Он, в принципе, со мной согласился. И со временем открытки от Верховного главнокомандующего я стал получать. Видимо, он до Президента довел наш разговор (а может даже не до него, а до того чиновника, которому самому положено было это делать, без напоминаний и подсказок).

Чтобы взыскательный читатель не фыркнул: дескать, Трошев из-за открытки обиделся, я упомяну здесь еще один момент, чтобы четче просматривался общий фон, на котором рождались мысли о «мелочах».

Однажды возвращаюсь поздно ночью домой из командировки. Лариса (супруга) спрашивает:

— Обращение Путина слышал?

— Какое обращение? Я только что с аэродрома.

Она мне стала объяснять. К тому же телевизор включила, когда сюжет заканчивался. Многие детали упущены. В общем, я понял, что было обращение Президента к народу по одной из важных проблем. Ладно, думаю, завтра все выясню из утренних теленовостей.

На следующий день сразу косяком пошли созвоны с Генштабом и Минобороны по разным служебным вопросам. Пока разговаривал, в приемной народу набилось, как сельди в бочке — нужно срочно решать массу проблем. Короче говоря, одним глазом косился на телеэкран, другим — в бумаги, одним ухом слушал телекомментаторов, другим — посетителей. В общем, опять не уловил многих нюансов обращения. Только к вечеру, получив газеты, стал разбираться в сути проблем, поднятых Президентом, и то в изложении журналистов…

Подобных примеров «связи» командующего с лидером страны — множество. И это при том, что среди публики, перед которой выступал Президент, — масса людей, которые запросто могли бы узнать мнение В. В. Путина и в телевизионном варианте. Ничего бы не потеряли. А вот я потерял. Не узнал многие нюансы и акценты.

На эту тему я высказался однажды в беседе с Президентом.

— Владимир Владимирович, — говорю, — там иной раз в зале перед вами сидят бизнесмены средней руки, чуть ли не фермеры (пусть они не обижаются, при всей важности их работы), но нет людей, напрямую обязанных вас слышать, видеть вживую, а то и в обсуждении вопросов участвовать. Ведь мы, командующие (нас шесть человек всего!) — в значительной степени олицетворение федеральной власти на местах. Конечно, мы не единственные в регионах, но тем не менее. А нас напрочь перестали звать в Москву… Командующие не просятся на каждое совещание к вам в Кремль — у них такой возможности-то нет. Однако на знаковые мероприятия, проводимые Президентом, командующих стоило бы приглашать. А то мы порой, как шпионы, газеты анализируем и выслушиваем как минимум трех телекомментаторов с разных каналов, чтобы вывести среднее арифметическое и максимально приблизиться к истине: что, как, зачем и кому вы говорили…

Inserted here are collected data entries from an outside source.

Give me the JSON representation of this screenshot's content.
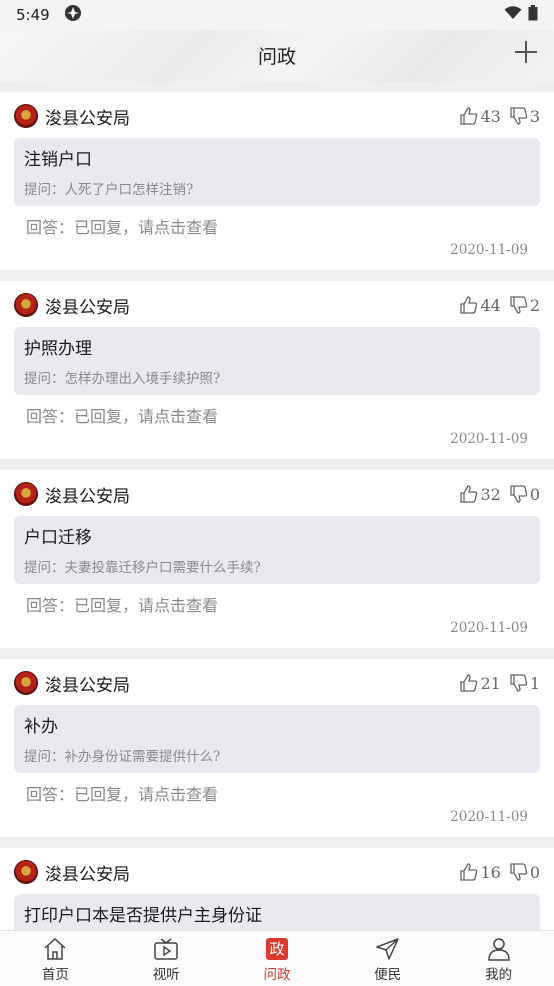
{
  "status_bar": {
    "time": "5:49"
  },
  "header": {
    "title": "问政"
  },
  "posts": [
    {
      "org": "浚县公安局",
      "likes": "43",
      "dislikes": "3",
      "title": "注销户口",
      "question": "提问：人死了户口怎样注销?",
      "answer": "回答：已回复，请点击查看",
      "date": "2020-11-09"
    },
    {
      "org": "浚县公安局",
      "likes": "44",
      "dislikes": "2",
      "title": "护照办理",
      "question": "提问：怎样办理出入境手续护照?",
      "answer": "回答：已回复，请点击查看",
      "date": "2020-11-09"
    },
    {
      "org": "浚县公安局",
      "likes": "32",
      "dislikes": "0",
      "title": "户口迁移",
      "question": "提问：夫妻投靠迁移户口需要什么手续?",
      "answer": "回答：已回复，请点击查看",
      "date": "2020-11-09"
    },
    {
      "org": "浚县公安局",
      "likes": "21",
      "dislikes": "1",
      "title": "补办",
      "question": "提问：补办身份证需要提供什么?",
      "answer": "回答：已回复，请点击查看",
      "date": "2020-11-09"
    },
    {
      "org": "浚县公安局",
      "likes": "16",
      "dislikes": "0",
      "title": "打印户口本是否提供户主身份证",
      "question": "",
      "answer": "",
      "date": ""
    }
  ],
  "tabbar": {
    "items": [
      {
        "label": "首页",
        "icon": "home-icon"
      },
      {
        "label": "视听",
        "icon": "tv-play-icon"
      },
      {
        "label": "问政",
        "icon": "zheng-badge-icon",
        "badge": "政",
        "active": true
      },
      {
        "label": "便民",
        "icon": "paper-plane-icon"
      },
      {
        "label": "我的",
        "icon": "user-icon"
      }
    ]
  },
  "colors": {
    "accent": "#d93b2e",
    "card_bg": "#ffffff",
    "question_bg": "#e8eaef",
    "page_bg": "#efefef"
  }
}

Президент со мной согласился.

Вообще же хочу заметить, что Владимир Владимирович умеет слушать и слышать. Не помню случая, чтобы он кого-нибудь грубо обрывал, мешал сделать доклад или высказаться по сути вопроса. Я уже упоминал об этом качестве, когда рассказывал о совещании в Махачкале летом 1998 года. Позже, в Ростове-на-Дону, в штабе округа, мы с генералом Казанцевым докладывали ему свои варианты решений по «чеченской теме». Он только один раз перебил, сделав это очень тактично. Попросил прощения, что перебивает, но задал такой вопрос, ответ на который требовался немедленно и мог изменить всю логику доклада и, соответственно, выводы.

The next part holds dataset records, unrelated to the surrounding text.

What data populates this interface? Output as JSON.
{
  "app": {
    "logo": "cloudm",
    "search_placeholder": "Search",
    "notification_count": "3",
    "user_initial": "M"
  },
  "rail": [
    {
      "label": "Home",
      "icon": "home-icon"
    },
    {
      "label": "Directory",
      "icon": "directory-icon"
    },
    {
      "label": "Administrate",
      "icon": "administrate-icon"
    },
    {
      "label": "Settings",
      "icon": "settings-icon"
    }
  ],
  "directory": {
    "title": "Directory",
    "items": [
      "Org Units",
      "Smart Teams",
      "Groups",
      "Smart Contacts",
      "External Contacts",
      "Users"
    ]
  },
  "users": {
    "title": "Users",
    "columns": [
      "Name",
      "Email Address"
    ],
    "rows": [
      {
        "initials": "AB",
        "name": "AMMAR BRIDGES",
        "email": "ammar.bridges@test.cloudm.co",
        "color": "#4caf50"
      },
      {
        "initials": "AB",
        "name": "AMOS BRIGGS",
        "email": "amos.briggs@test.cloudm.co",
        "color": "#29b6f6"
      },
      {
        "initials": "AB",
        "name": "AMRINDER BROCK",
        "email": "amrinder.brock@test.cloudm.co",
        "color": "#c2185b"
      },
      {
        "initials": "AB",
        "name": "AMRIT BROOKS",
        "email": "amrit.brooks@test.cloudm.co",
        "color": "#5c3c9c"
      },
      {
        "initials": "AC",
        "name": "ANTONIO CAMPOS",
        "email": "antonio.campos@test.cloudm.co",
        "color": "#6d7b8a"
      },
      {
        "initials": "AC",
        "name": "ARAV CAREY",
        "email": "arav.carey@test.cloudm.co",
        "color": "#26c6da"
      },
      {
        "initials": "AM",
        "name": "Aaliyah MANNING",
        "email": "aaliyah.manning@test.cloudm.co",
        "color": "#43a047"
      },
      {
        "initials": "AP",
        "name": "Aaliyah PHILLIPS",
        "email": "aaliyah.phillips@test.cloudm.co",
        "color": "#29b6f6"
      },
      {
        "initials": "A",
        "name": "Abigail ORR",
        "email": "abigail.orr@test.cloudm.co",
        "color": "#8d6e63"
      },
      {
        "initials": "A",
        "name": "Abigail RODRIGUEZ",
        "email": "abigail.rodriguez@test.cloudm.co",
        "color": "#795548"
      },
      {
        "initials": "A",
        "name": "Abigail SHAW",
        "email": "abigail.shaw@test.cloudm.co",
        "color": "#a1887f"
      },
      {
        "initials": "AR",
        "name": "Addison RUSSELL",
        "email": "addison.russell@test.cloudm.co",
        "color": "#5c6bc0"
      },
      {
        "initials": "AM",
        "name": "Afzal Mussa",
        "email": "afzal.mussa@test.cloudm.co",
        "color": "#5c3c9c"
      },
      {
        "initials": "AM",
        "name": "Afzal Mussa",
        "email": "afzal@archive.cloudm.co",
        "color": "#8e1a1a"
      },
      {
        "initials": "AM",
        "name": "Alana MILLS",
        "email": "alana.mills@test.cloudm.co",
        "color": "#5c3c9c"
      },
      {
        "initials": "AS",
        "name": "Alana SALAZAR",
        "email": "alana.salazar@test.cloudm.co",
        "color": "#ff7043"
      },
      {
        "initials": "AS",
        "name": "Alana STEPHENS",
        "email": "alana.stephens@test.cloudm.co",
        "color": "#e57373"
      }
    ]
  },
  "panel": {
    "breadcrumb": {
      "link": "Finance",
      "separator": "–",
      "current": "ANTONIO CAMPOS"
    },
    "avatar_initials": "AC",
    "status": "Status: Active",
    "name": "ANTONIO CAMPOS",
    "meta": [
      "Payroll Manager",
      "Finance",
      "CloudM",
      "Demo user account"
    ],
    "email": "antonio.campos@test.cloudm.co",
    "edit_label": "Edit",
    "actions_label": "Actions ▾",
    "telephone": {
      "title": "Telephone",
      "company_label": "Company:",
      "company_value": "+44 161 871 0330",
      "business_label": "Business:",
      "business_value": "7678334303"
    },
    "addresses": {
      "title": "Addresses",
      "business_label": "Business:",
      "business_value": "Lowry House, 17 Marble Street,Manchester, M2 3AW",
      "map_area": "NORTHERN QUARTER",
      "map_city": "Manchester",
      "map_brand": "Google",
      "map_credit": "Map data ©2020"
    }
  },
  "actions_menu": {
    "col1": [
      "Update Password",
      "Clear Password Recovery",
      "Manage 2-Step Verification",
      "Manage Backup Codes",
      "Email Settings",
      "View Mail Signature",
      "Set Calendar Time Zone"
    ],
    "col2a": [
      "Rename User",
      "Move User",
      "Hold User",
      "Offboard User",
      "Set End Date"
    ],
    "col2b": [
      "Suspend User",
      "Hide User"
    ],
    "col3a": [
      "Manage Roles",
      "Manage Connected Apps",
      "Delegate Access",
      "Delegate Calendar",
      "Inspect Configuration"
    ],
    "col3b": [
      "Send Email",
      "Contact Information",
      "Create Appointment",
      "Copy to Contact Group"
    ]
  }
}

Впрочем, ничего удивительного в такой манере поведения нет — В. Путин прекрасно понимает, что люди военные лучше кого бы то ни было знают обстановку в республике (тогда еще проводились масштабные боевые операции), им виднее, к их предложениям нужно относиться внимательно…

Кстати, по поводу такта.

Как-то в Астрахани Президент, находясь там в рабочей поездке, в один из моментов сказал мне: нужно обговорить один вопрос. И вот мы в резиденции губернатора Астраханской области Анатолия Гужвина (к сожалению, ныне уже покойного). Я настраиваюсь на беседу с Верховным главнокомандующим. Слегка нервничаю, роюсь в своей папке с документами, потому что в таких случаях всегда хочется иметь под рукой какую-нибудь шпаргалку (мало ли о чем спросит). Хотя у Путина нет этой манеры — устраивать какому-либо должностному лицу экзамен по арифметике.

— Цифр пока не надо, Геннадий Николаевич. Это после, если понадобятся, — не раз говорил он. — Главное — идея, замысел…

Но все равно по привычке, выработанной годами, я всегда старался запастись опорными документами. Меня пригласили, когда я уже наскоро успел пробежать глазами основные бумаги (как позже выяснилось, совершенно ненужные мне в тот момент).

В кабинете губернатора Владимир Владимирович находился один. Гужвина не было. Мы стали беседовать. Разговаривали минут десять, обсуждая крайне важный вопрос. И тут постучался и вошел Анатолий Петрович, чтобы доложить Президенту по вопросу, поставленному накануне.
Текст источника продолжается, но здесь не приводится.